KABARINDO, JAKARTA – Dosen Ilmu Politik dan International Studies Universitas Paramadina yang juga Direktur Eksekutif Institute for Democracy and Strategic Affairs (Indostrategic), Ahmad Khoirul Umam memberi analisisnya terkait penampilan tiga capres di debat kelima (5) Pilpres 2024 yang berlangsung di JCC Senayan, Jakarta, Minggu 4 Februari 2024 malam.
Menurutnya debat pamungkas ini mengisyaratkan spirit politik rekonsiliasi, karena berbeda dari debat sebelumnya yang berlangsung panas.
“Tidak seperti debat-debat sebelumnya yang sarat dengan intensitas serangan panas, debat kelima ini justru menunjukkan sejumlah sikap yang cukup simpatik di antara para kontenstan,” kata Ahmad Khoirul Umam dalam keterangannya kepada Okezone, Senin (5/2/2024).
Memang dalam debat tadi malam ada serangan terkait politisasi distribusi bansos, isu ketimpangan dan ketidakadilan, serta isu konflik kepentingan.
“Namun takaran serangannya, tidak sekuat debat-debat sebelumnya. Karena itu, debat pamungkas ini seolah memberikan pesan tentang proses pendinginan (cooling down), sehingga politik pecah belah tidak berkembang jelang Pemilu 14 Februari nanti.”
Menurutnya, kubu capres 01 Anies Baswedan dan 03 Ganjar Pranowo kembali menunjukkan kekompakkan, dengan mencoba saling memancing untuk menghantam kubu 02 Prabowo Subianto.
“Namun penampilan Prabowo kali ini tampaknya lebih siap dibanding debat sebelumnya yang tampak hanya pasrah menikmati serangan rival.
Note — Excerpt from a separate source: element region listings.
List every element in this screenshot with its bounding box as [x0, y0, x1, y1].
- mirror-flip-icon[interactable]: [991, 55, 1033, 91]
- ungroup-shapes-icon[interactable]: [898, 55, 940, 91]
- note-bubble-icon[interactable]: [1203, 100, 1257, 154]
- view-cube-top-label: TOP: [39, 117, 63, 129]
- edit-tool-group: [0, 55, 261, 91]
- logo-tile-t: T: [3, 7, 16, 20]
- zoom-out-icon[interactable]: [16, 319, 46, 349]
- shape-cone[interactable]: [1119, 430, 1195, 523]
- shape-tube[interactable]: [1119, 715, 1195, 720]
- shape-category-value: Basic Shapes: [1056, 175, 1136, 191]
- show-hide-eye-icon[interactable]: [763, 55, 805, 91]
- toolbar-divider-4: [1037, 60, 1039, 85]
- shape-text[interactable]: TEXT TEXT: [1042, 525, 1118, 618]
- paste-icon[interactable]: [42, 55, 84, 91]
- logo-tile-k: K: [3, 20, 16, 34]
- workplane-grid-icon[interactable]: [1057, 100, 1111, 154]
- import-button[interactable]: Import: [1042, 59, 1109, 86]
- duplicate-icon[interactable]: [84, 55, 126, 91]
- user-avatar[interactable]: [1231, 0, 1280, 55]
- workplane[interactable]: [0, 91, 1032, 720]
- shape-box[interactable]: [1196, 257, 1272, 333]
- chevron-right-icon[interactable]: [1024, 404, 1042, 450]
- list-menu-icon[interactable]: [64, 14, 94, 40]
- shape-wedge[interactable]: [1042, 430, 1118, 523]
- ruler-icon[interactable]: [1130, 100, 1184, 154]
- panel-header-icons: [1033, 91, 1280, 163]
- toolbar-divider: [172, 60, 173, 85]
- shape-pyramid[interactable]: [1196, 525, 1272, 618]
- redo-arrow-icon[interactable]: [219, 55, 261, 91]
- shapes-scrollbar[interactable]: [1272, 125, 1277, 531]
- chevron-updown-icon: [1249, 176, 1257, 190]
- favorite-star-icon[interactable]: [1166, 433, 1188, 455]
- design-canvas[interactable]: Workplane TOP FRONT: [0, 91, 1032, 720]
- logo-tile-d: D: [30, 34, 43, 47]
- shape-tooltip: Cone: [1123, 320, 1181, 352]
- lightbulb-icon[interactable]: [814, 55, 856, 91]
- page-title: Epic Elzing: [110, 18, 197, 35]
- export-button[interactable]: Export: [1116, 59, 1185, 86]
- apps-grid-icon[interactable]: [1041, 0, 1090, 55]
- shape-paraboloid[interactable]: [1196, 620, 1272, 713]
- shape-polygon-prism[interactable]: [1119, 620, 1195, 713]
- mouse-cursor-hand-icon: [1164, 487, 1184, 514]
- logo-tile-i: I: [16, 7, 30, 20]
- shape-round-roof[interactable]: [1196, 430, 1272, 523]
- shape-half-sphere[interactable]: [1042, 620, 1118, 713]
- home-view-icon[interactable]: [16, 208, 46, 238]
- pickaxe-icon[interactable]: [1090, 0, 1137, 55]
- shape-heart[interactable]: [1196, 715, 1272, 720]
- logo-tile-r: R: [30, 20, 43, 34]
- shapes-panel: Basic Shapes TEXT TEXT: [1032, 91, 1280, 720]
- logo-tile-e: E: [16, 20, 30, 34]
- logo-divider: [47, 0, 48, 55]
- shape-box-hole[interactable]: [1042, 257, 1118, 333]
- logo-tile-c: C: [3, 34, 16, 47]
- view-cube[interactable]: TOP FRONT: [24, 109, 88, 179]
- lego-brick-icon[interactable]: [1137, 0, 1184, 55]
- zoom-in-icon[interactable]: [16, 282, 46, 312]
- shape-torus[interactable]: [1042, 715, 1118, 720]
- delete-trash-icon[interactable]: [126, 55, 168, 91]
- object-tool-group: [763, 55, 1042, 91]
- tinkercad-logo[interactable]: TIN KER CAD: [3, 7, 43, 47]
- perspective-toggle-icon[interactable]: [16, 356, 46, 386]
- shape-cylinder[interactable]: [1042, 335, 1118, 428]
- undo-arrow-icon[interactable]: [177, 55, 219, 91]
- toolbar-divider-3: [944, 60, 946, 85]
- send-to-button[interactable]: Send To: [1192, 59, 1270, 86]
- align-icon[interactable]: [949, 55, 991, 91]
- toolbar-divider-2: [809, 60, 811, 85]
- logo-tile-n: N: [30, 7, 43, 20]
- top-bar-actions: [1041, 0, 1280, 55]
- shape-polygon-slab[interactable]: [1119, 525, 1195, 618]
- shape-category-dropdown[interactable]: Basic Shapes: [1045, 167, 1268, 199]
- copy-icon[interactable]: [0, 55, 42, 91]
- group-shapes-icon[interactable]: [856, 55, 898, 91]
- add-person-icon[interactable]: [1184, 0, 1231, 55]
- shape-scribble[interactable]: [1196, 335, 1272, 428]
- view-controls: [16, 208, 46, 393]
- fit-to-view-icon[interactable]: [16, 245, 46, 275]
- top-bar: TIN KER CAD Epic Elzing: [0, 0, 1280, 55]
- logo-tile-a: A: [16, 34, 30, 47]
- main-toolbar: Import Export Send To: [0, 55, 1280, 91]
Di debat pamungkas ini, sejumlah poin-poin penting dan detail argumen solutif bisa ia paparkan. Sehingga ruang serangan terhadap Capres 02 relatif tidak sekuat debat-debat sebelumnya,” ujarnya.
Prabowo, kata dia, cukup diuntungkan dengan diberikan kesempatan pertama untuk memaparkan visi misi, sehingga dirinya bisa menghindari kegusaran akibat preemtive attack yang dilakukan oleh lawannya di momentum serangan awal.
“Secara konten, tema pendidikan dan pembangunan sumber daya manusia (SDM), memang terasa "Anies banget". Anies mampu menghadirkan sejumlah argumen filosofis tentang pentingnya investasi SDM, yang akhirnya disetujui oleh dua Paslon lainnya. Namun, Ganjar dan Prabowo juga tampak mampu mengimbangi dengan jawaban yang berbasis pengalaman lapangan masing-masing.”
Sementara terkait isu kebudayaan, elaborasi tema ini cenderung direduksi hanya sebatas aspek seni budaya. Ketiga paslon tidak banyak mengelaborasi sisi kebudayaan sebagai suprastruktur peradaban untuk pembangunan SDM unggul, berintegritas, disiplin, jujur, dan bertanggung jawab, sebagai prasyarat hadirnya angkata kerja yang produktif dan berdaya saing tinggi.
“Patut disayangkan pula, capres 01 dan capres 03 tidak mengevaluasi janji "Revolusi Mental" sebagai ekspresi revolusi kebudayaan yang pernah digaungkan oleh Presiden Jokowi, yang saat ini terasa lekat dengan kubu 02. Di tema kesehatan, evaluasi BPJS kesehatan juga tidak termanfaatkan optimal sebagai materi debat dan serangan,” kata Khoirul Umam.
Di debat pamungkas ini, lanjut dia, sejumlah paslon juga mencoba menggunakan sejumlah narasi dan argumen untuk dioptimalkan guna mengonsolidasikan basis dukungan elektoral.
“Misalnya, Anies sering menggunakan terminologi Jawa, untuk mengonsolidasikan basis pemilih dari segmen Jawa. Anies juga beberapa kali menggunakan argumen Islam moderat, yang bisa diarahkan untuk mengonsolidasikan dukungan Nahdliyyin yang saat ini terfragmentasi,” katanya.
“Sementara itu, janji Prabowo untuk membantu keraton-keraton kerajaan dan Kesultanan, berpotensi mengonsolidasikan basis pemilih adat dan para raja-raja di tingkat lokal yang juga masih punya pengaruh dan akar sosial-politik di wilayah masing-masing.”